In Blakely v. Washington, the United States Supreme court held that a judge may not impose any sentence that is greater than that which can be imposed “solely on the basis of the facts reflected in the jury verdict or admitted by the defendant.”  124 S. Ct. 2531, 2537 (2004).  Except for the fact of a prior conviction, the accused has the right to have a jury determine all other facts that increase a defendant’s sentence beyond the statutory maximum.  See id. at 2536.

            Applying Blakely to the Minnesota Sentencing Guidelines in State v. Conger, this court held that in order to comply with the Sixth Amendment as applied in Blakely, an accused has the right to have a jury make the findings that support an upward durational departure from the presumptive sentence.  687 N.W.2d 639, 644 (Minn. App. 2004), review granted (Minn. Dec. 22, 2004).[1] 

            In State v. Brooks, this court held that Blakely does not require a jury finding to establish custody-status points as part of the defendant’s criminal-history score.  690 N.W.2d 160, 163-64 (Minn. App. 2004), review granted (Minn. Mar. 15, 2005).  The Brooks court analogized the determination of custody-status points to the Blakely exception for the fact of a prior conviction.  Id. at 163-64.  The court stated that “[l]ike the fact of a prior conviction, custody-status points are established by the court’s own records.  In addition, custody-status points are based on the fact that a person has one or more prior convictions.”  Id. at 163.

            The district court in this case determined appellant’s presumptive sentence based in part on appellant’s criminal-history score, which included a custody-status point because appellant was on probation when he was arrested.  Whether appellant was on probation at the time of his arrest is established by looking at the court’s records of appellant’s prior conviction and sentence.  As the court held in Brooks, the district court need not submit the question of a custody-status point to the jury and could find the custody point on its own without violating appellant’s Sixth Amendment right as applied in 163-64.


[1] The Minnesota Supreme Court granted review in Conger, but stayed additional processing of that matter, pending a final decision in State v.
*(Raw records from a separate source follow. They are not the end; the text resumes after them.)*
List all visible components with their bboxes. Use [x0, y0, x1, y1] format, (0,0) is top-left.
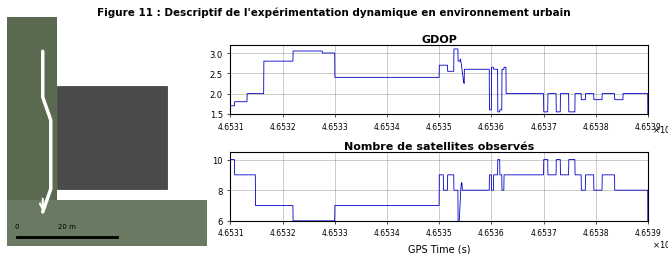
Text: Figure 11 : Descriptif de l'expérimentation dynamique en environnement urbain: Figure 11 : Descriptif de l'expérimentat… [97, 8, 571, 18]
Bar [7, 201, 207, 246]
Bar [7, 18, 57, 246]
X-axis label: GPS Time (s): GPS Time (s) [408, 243, 470, 253]
Text: 20 m: 20 m [58, 223, 75, 229]
Bar [57, 86, 167, 189]
Text: 0: 0 [15, 223, 19, 229]
Title: Nombre de satellites observés: Nombre de satellites observés [344, 141, 534, 151]
Text: $\times 10^5$: $\times 10^5$ [652, 238, 668, 250]
Text: $\times 10^5$: $\times 10^5$ [652, 123, 668, 135]
Title: GDOP: GDOP [422, 35, 457, 45]
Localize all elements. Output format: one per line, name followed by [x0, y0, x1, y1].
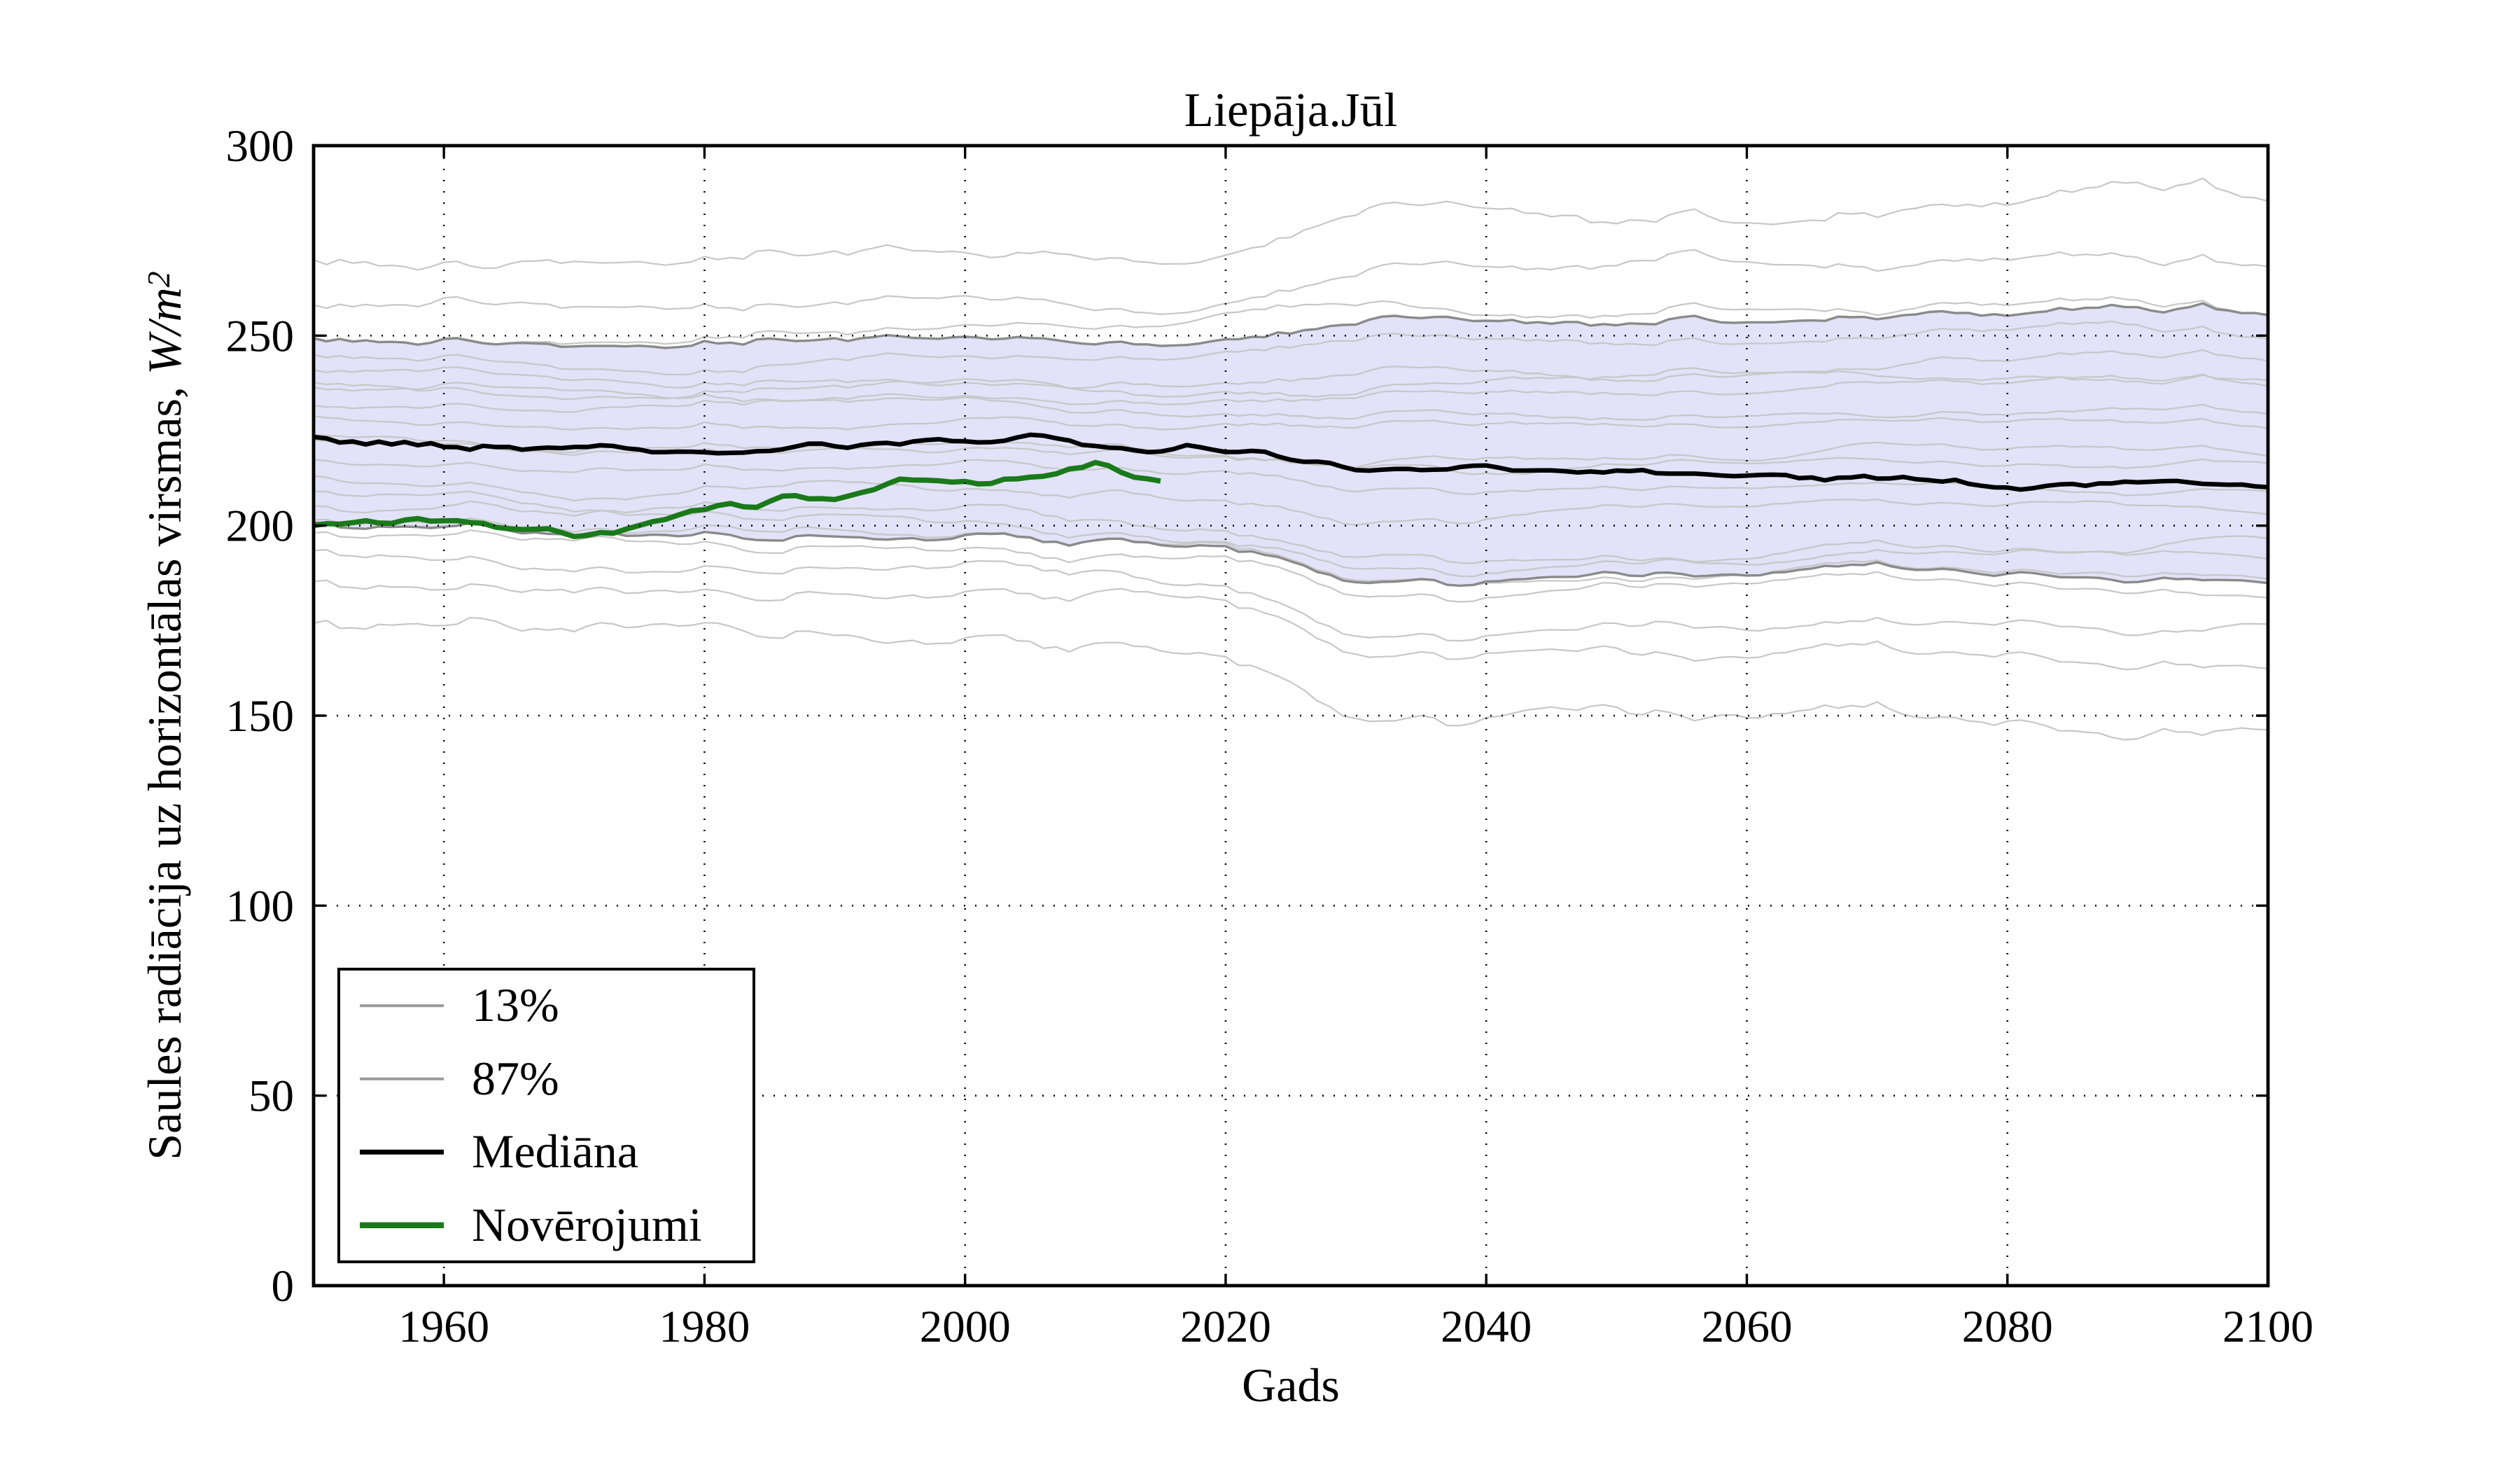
- svg-text:2020: 2020: [1180, 1302, 1271, 1352]
- svg-text:2040: 2040: [1441, 1302, 1532, 1352]
- svg-text:2000: 2000: [920, 1302, 1011, 1352]
- svg-text:2100: 2100: [2222, 1302, 2314, 1352]
- svg-text:2080: 2080: [1962, 1302, 2053, 1352]
- svg-text:Mediāna: Mediāna: [472, 1125, 638, 1178]
- svg-text:Saules radiācija uz horizontāl: Saules radiācija uz horizontālas virsmas…: [138, 271, 191, 1160]
- svg-text:2060: 2060: [1702, 1302, 1793, 1352]
- svg-text:250: 250: [226, 311, 295, 361]
- svg-text:1960: 1960: [398, 1302, 489, 1352]
- svg-text:300: 300: [226, 121, 295, 172]
- svg-text:150: 150: [226, 691, 295, 742]
- svg-text:87%: 87%: [472, 1052, 559, 1105]
- svg-text:Liepāja.Jūl: Liepāja.Jūl: [1184, 83, 1398, 137]
- svg-text:Gads: Gads: [1242, 1358, 1340, 1412]
- svg-text:Novērojumi: Novērojumi: [472, 1198, 702, 1251]
- svg-text:13%: 13%: [472, 978, 559, 1031]
- svg-text:1980: 1980: [659, 1302, 750, 1352]
- svg-text:0: 0: [272, 1261, 295, 1312]
- svg-text:100: 100: [226, 881, 295, 931]
- svg-text:50: 50: [248, 1071, 294, 1122]
- svg-text:200: 200: [226, 501, 295, 552]
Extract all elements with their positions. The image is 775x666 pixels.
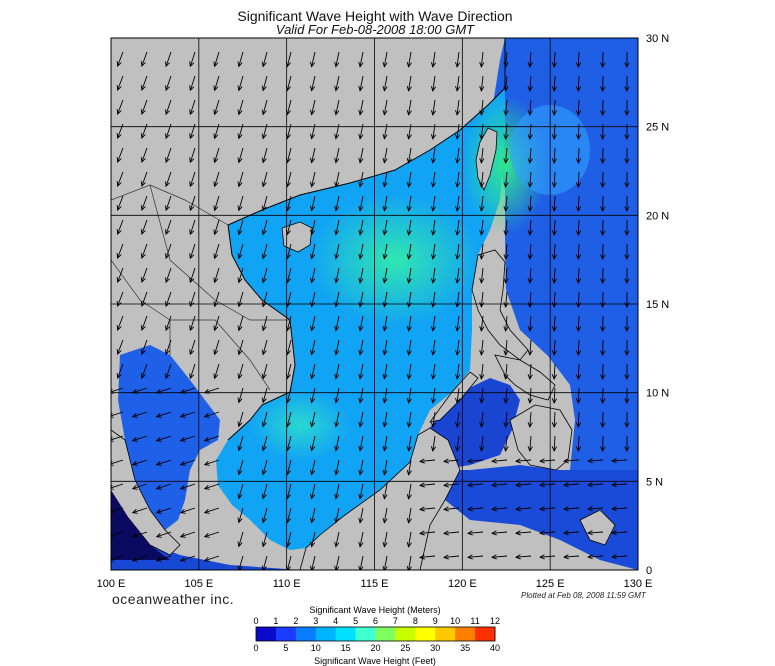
colorbar-swatch	[256, 627, 276, 641]
wave-arrow	[578, 124, 579, 139]
colorbar-feet-tick: 15	[341, 643, 351, 653]
wave-arrow	[578, 148, 579, 163]
colorbar-swatch	[455, 627, 475, 641]
colorbar-feet-tick: 40	[490, 643, 500, 653]
colorbar-swatch	[435, 627, 455, 641]
colorbar-feet-tick: 10	[311, 643, 321, 653]
plotted-timestamp: Plotted at Feb 08, 2008 11:59 GMT	[521, 591, 646, 600]
lat-tick-label: 10 N	[646, 388, 669, 400]
colorbar-meters-tick: 6	[373, 616, 378, 626]
lat-tick-label: 30 N	[646, 33, 669, 45]
colorbar-feet-tick: 5	[283, 643, 288, 653]
wave-arrow	[578, 196, 579, 211]
colorbar-swatch	[316, 627, 336, 641]
wave-arrow	[578, 292, 579, 307]
wave-arrow	[578, 172, 579, 187]
colorbar-meters-tick: 3	[313, 616, 318, 626]
colorbar-swatch	[356, 627, 376, 641]
wave-arrow	[578, 244, 579, 259]
colorbar-meters-tick: 8	[413, 616, 418, 626]
latitude-labels: 30 N 25 N 20 N 15 N 10 N 5 N 0	[646, 33, 669, 577]
colorbar-feet-tick: 0	[253, 643, 258, 653]
colorbar-meters-tick: 7	[393, 616, 398, 626]
colorbar-meters-tick: 5	[353, 616, 358, 626]
wave-arrow	[578, 436, 579, 451]
wave-arrow	[578, 316, 579, 331]
colorbar-meters-tick: 9	[433, 616, 438, 626]
lon-tick-label: 115 E	[361, 578, 389, 590]
colorbar-feet-tick: 30	[430, 643, 440, 653]
wave-arrow	[578, 412, 579, 427]
wave-arrow	[578, 100, 579, 115]
colorbar-feet-tick: 35	[460, 643, 470, 653]
colorbar-meters-tick: 10	[450, 616, 460, 626]
colorbar-swatch	[276, 627, 296, 641]
colorbar-meters-tick: 2	[293, 616, 298, 626]
colorbar-feet-tick: 20	[370, 643, 380, 653]
colorbar-meters-tick: 4	[333, 616, 338, 626]
lon-tick-label: 105 E	[184, 578, 213, 590]
colorbar-meters-title: Significant Wave Height (Meters)	[240, 605, 510, 615]
colorbar-meters-tick: 11	[470, 616, 479, 626]
lon-tick-label: 120 E	[448, 578, 477, 590]
lon-tick-label: 110 E	[273, 578, 301, 590]
colorbar-swatch	[336, 627, 356, 641]
wave-arrow	[578, 364, 579, 379]
colorbar-swatch	[395, 627, 415, 641]
lon-tick-label: 130 E	[624, 578, 653, 590]
colorbar-meters-tick: 1	[273, 616, 278, 626]
colorbar-feet-tick: 25	[400, 643, 410, 653]
colorbar-meters-tick: 0	[253, 616, 258, 626]
colorbar-feet-ticks: 0 5 10 15 20 25 30 35 40	[253, 643, 500, 653]
colorbar-swatch	[296, 627, 316, 641]
lon-tick-label: 100 E	[97, 578, 126, 590]
colorbar-swatch	[415, 627, 435, 641]
wave-arrow	[578, 388, 579, 403]
longitude-labels: 100 E 105 E 110 E 115 E 120 E 125 E 130 E	[97, 578, 653, 590]
colorbar-swatch	[475, 627, 495, 641]
wave-arrow	[578, 340, 579, 355]
lat-tick-label: 20 N	[646, 210, 669, 222]
wave-arrow	[578, 220, 579, 235]
lat-tick-label: 0	[646, 565, 652, 577]
oceanweather-brand: oceanweather inc.	[112, 591, 234, 607]
lat-tick-label: 5 N	[646, 476, 663, 488]
wave-height-colorbar	[256, 627, 496, 641]
colorbar-meters-tick: 12	[490, 616, 500, 626]
lat-tick-label: 25 N	[646, 122, 669, 134]
wave-arrow	[578, 76, 579, 91]
lat-tick-label: 15 N	[646, 299, 669, 311]
colorbar-swatch	[376, 627, 396, 641]
wave-arrow	[578, 268, 579, 283]
lon-tick-label: 125 E	[536, 578, 565, 590]
wave-arrow	[578, 52, 579, 67]
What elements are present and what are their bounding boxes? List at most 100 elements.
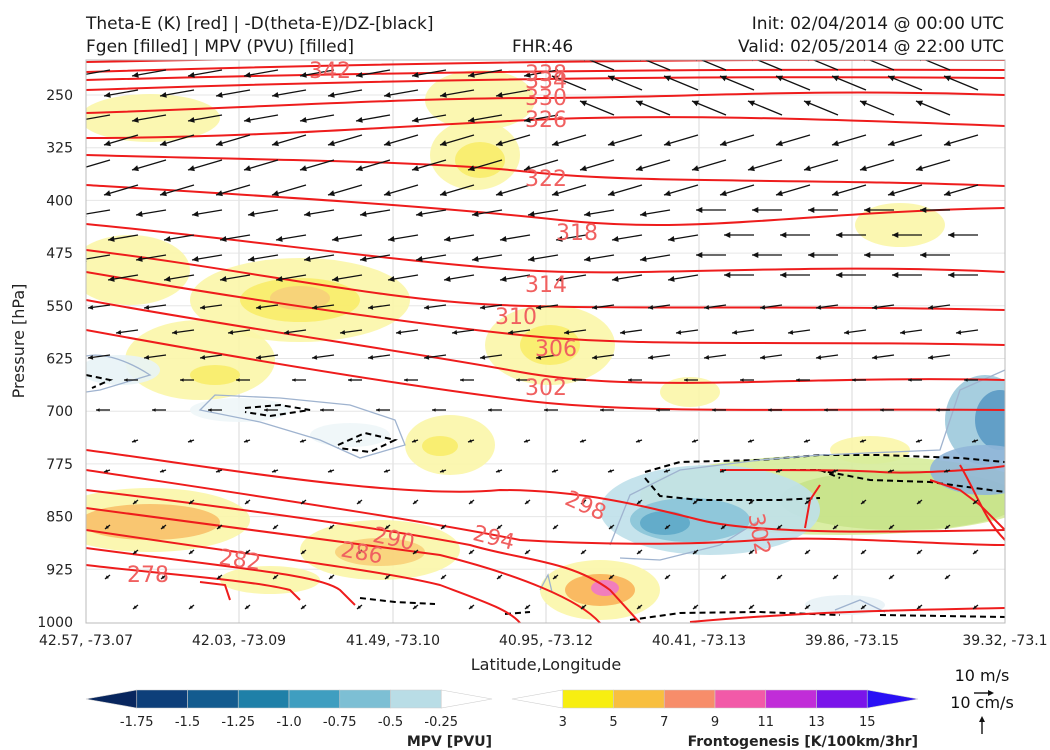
colorbar-swatch xyxy=(866,689,919,709)
theta-e-contour xyxy=(86,469,1005,546)
y-tick-label: 625 xyxy=(46,352,73,368)
wind-vector-head xyxy=(328,92,335,98)
wind-vector-head xyxy=(468,439,472,443)
wind-vector-head xyxy=(693,500,697,504)
wind-vector-head xyxy=(648,355,654,360)
wind-vector-head xyxy=(508,330,514,335)
wind-vector-head xyxy=(973,605,977,609)
axis-ticks: 42.57, -73.07 42.03, -73.09 41.49, -73.10 4… xyxy=(37,88,1047,649)
wind-vector-head xyxy=(581,500,585,504)
wind-vector-head xyxy=(160,469,164,473)
filled-region xyxy=(220,566,320,594)
wind-vector-head xyxy=(496,469,500,473)
wind-vector-head xyxy=(228,330,234,335)
wind-vector-head xyxy=(244,72,251,78)
wind-vector-head xyxy=(584,211,591,217)
wind-vector-head xyxy=(692,165,699,172)
y-tick-label: 775 xyxy=(46,457,73,473)
wind-vector-head xyxy=(244,439,248,443)
valid-time: Valid: 02/05/2014 @ 22:00 UTC xyxy=(738,37,1004,57)
wind-vector-head xyxy=(552,75,559,82)
wind-vector xyxy=(86,159,111,168)
wind-vector-head xyxy=(637,500,641,504)
colorbar-tick-label: -0.75 xyxy=(323,715,357,730)
wind-vector-head xyxy=(132,165,139,172)
colorbar-swatch xyxy=(339,689,391,709)
colorbar-swatch xyxy=(187,689,239,709)
wind-vector-head xyxy=(105,575,109,579)
filled-region xyxy=(425,70,535,130)
wind-vector-head xyxy=(804,165,811,172)
colorbar-tick-label: 15 xyxy=(859,715,876,730)
wind-vector-head xyxy=(525,500,529,504)
vector-key: 10 m/s 10 cm/s xyxy=(950,666,1014,734)
wind-vector-head xyxy=(360,256,367,262)
wind-vector-head xyxy=(780,272,787,278)
wind-vector-head xyxy=(916,165,923,172)
wind-vector-head xyxy=(480,355,486,360)
theta-e-label: 318 xyxy=(556,221,598,246)
wind-vector-head xyxy=(525,605,529,609)
wind-vector-head xyxy=(777,575,781,579)
forecast-hour: FHR:46 xyxy=(512,37,574,57)
wind-vector-head xyxy=(272,469,276,473)
wind-vector-head xyxy=(460,378,464,382)
colorbar-tick-label: 7 xyxy=(660,715,668,730)
filled-region xyxy=(310,423,390,447)
wind-vector-head xyxy=(276,276,283,282)
wind-vector-head xyxy=(584,256,591,262)
wind-vector-head xyxy=(608,75,615,82)
wind-vector-head xyxy=(553,525,557,529)
theta-e-contour xyxy=(719,465,1005,474)
wind-vector-head xyxy=(124,378,128,382)
wind-vector-head xyxy=(780,232,787,238)
wind-vector-head xyxy=(888,140,895,147)
wind-vector-head xyxy=(920,207,927,213)
wind-vector-head xyxy=(164,236,171,242)
wind-vector-head xyxy=(564,330,570,335)
wind-vector-head xyxy=(665,525,669,529)
colorbar-swatch xyxy=(765,689,817,709)
wind-vector-head xyxy=(76,72,83,78)
theta-e-contour xyxy=(689,607,1005,623)
wind-vector-head xyxy=(636,165,643,172)
wind-vector-head xyxy=(328,190,335,197)
colorbar-tick-label: -1.5 xyxy=(175,715,200,730)
wind-vector-head xyxy=(608,190,615,197)
wind-vector-head xyxy=(832,469,836,473)
colorbar-swatch xyxy=(288,689,341,709)
filled-region xyxy=(640,511,690,535)
wind-vector-head xyxy=(861,605,865,609)
wind-vector-head xyxy=(357,550,361,554)
theta-e-label: 278 xyxy=(127,563,169,588)
wind-vector-head xyxy=(808,252,815,258)
wind-vector-head xyxy=(368,305,374,310)
wind-vector-head xyxy=(272,140,279,147)
filled-region xyxy=(520,325,580,365)
wind-vector-head xyxy=(208,408,212,412)
wind-vector-head xyxy=(144,305,150,310)
wind-vector-head xyxy=(480,305,486,310)
wind-vector-head xyxy=(704,305,710,310)
wind-vector-head xyxy=(328,140,335,147)
filled-region xyxy=(591,580,619,596)
neg-ddz-contour xyxy=(86,374,114,389)
wind-vector-head xyxy=(133,605,137,609)
wind-vector-head xyxy=(892,272,899,278)
wind-vector-head xyxy=(908,378,912,382)
filled-region xyxy=(660,377,720,407)
wind-vector-head xyxy=(412,117,419,123)
wind-vector-head xyxy=(416,256,423,262)
wind-vector xyxy=(868,60,895,71)
wind-vector-head xyxy=(776,469,780,473)
wind-vector-head xyxy=(384,469,388,473)
wind-vector-head xyxy=(217,575,221,579)
wind-vector-head xyxy=(693,605,697,609)
wind-vector-head xyxy=(516,378,520,382)
theta-e-contour xyxy=(86,489,641,623)
wind-vector-head xyxy=(620,330,626,335)
wind-vector-head xyxy=(944,469,948,473)
wind-vector-head xyxy=(732,330,738,335)
wind-vector-head xyxy=(832,190,839,197)
wind-vector-head xyxy=(720,190,727,197)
Shattuck, C6-03-362 (Minn. argued Nov. 30, 2004).  By order filed in Shattuck just a few days earlier, on December 16, the supreme court held that the imposition of an upward durational departure based on aggravating factors not considered by the jury was a violation of the defendant’s rights as articulated in Blakely v. Washington, 124 S. Ct. 2531 (2004); State v. Shattuck, 689 N.W.2d 785, 786 (Minn. 2004) (per curium).  The court indicated that a full opinion will follow and directed the parties to submit additional briefs on the appropriate remedy.  Id.